The first two statistical studies thus designate the talented writer Domenico Starnone as the author of the novels signed Ferrante. At first teacher, then journalist, he participated as a screenwriter in various films. He has written about fifteen essays and about twenty novels. He was awarded the Strega Prize in 2001, the Italian equivalent of the Booker Prize. For some literary chroniclers, the fact that Starnone writes under the pseudonym Ferrante is an open secret.

Domenico Starnone has never acknowledged that he writes under the pseudonym Ferrante, thus reassuring the majority of the readers, convinced that only a woman can write the novels signed Ferrante. Published in early October 2016, a journalistic investigation by Claudio Gatti described the evolution of the Starnone-Raja couple's assets. According to this investigation, Anita Raja is the beneficiary of the rights of texts by Elena Ferrante, published in the publishing house e/o (for Est/Ovest or e/oppure) where she works as a translator.

In order to make its contribution to the authentication question, the Swiss start-up OrphAnalytics conducted an investigation before the proclamation in mid-October 2016 of the winner of the Nobel Prize for Literature. The algorithms challenged the hypothesis that Domenico Starnone is the author of Ferrante's corpus. The authors and books were chosen in discussions with the journalist Paolo di Stefano of Corriere della Sera. The obtained results show unequivocally that Domenico Starnone presents a confusable style with that of Elena Ferrante, while that of Erri de Luca clearly differs from the other two.

In this chart, the results of the startup Orphanalytics: the books of Starnone in orange, those of De Luca in gray, the texts of Ferrante in other colors: De Luca appears isolated while the other two authors overlap. For more information, see the OrphAnalytics press release of October 11, 2016.

For specialists, the closeness of style of Elena Ferrante and Domenico Starnone is striking in the chosen analysis conditions. Our stylometric survey confirms that conducted in 2006 by prof. Loreto at the Roman University La Sapienza, as well as that in 2016 of prof. Cortelazzo at the University of Padua. The analyzes of OrphAnalytics were published by a press release in October 2016, taken over by the Swiss Newspaper Le Temps and by the Corriere della Sera,

Without reaction from the Starnone-Raja couple, the prof. Cortelazzo and Tuzzi organized a workshop in Padua in September 2017, which brought together six international specialists. After analyzing 150 contemporary novels written by about forty Italian authors, all the participants of the colloquium came to the same conclusion: Ferrante's writing style is vera similar to that of Starnone.
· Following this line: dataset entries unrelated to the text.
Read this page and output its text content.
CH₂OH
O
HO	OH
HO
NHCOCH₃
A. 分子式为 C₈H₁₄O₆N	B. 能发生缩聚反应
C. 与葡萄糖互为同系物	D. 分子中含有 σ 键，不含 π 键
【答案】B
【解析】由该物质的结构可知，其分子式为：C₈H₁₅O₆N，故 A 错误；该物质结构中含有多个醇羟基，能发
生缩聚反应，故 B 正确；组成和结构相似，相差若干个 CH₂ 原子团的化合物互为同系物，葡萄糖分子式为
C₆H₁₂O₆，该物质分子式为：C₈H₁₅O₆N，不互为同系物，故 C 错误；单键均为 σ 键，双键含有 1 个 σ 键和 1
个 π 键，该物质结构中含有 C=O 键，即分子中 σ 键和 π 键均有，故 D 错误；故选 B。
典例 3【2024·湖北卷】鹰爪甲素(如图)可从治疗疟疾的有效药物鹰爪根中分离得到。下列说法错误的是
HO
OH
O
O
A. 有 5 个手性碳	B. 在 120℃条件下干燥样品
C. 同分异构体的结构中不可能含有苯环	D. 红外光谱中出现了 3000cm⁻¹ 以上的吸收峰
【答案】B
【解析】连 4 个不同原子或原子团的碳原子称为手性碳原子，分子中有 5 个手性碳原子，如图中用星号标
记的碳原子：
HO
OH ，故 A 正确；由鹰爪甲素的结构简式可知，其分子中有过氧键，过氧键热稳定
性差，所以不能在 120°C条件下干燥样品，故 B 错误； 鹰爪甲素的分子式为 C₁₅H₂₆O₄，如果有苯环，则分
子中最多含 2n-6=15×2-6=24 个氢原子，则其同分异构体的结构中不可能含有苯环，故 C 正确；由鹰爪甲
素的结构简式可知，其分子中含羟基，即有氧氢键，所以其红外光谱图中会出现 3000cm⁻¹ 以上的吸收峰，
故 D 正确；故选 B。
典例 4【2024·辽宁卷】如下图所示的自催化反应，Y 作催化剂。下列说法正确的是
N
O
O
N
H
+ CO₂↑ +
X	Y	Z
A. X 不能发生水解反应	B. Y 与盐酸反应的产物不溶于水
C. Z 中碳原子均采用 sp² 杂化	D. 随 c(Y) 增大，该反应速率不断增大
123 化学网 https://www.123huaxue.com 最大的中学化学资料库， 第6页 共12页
In summary, nine approaches, very different from each other, come all to the same conclusion: the novels of Ferrante use a writing style strongly similar to that of Domenico Starnone. If one cannot exclude a common writing by the Starnone-Raja couple, the results of the nine analyzes, which together correspond to those of a meta-analysis, reveal that Domenico Starnone writes all or most of the novels signed Ferrante. This result corresponds to the intuitions of the literary chroniclers of Corriere della Sera and Repubblica, for example. Only certain specialists such as prof. Rebecca R. Falkoff of Italian literature at New York University argue that Anita Raja is the author of Ferrante's novels.

Given the overwhelming majority of statistical results (9/9) and the scholars intuition, why do most international press articles support the hypothesis that Anita Raja is Elena Ferrante? And if Domenico Starnone really is the author of Ferrante, why does he vehemently deny any participation in the writing of Elena Ferrante's novels? Whatever the answers to these questions, the lack of confession by the signatory has allowed specialized literary research to strengthen itself in authorship attribution.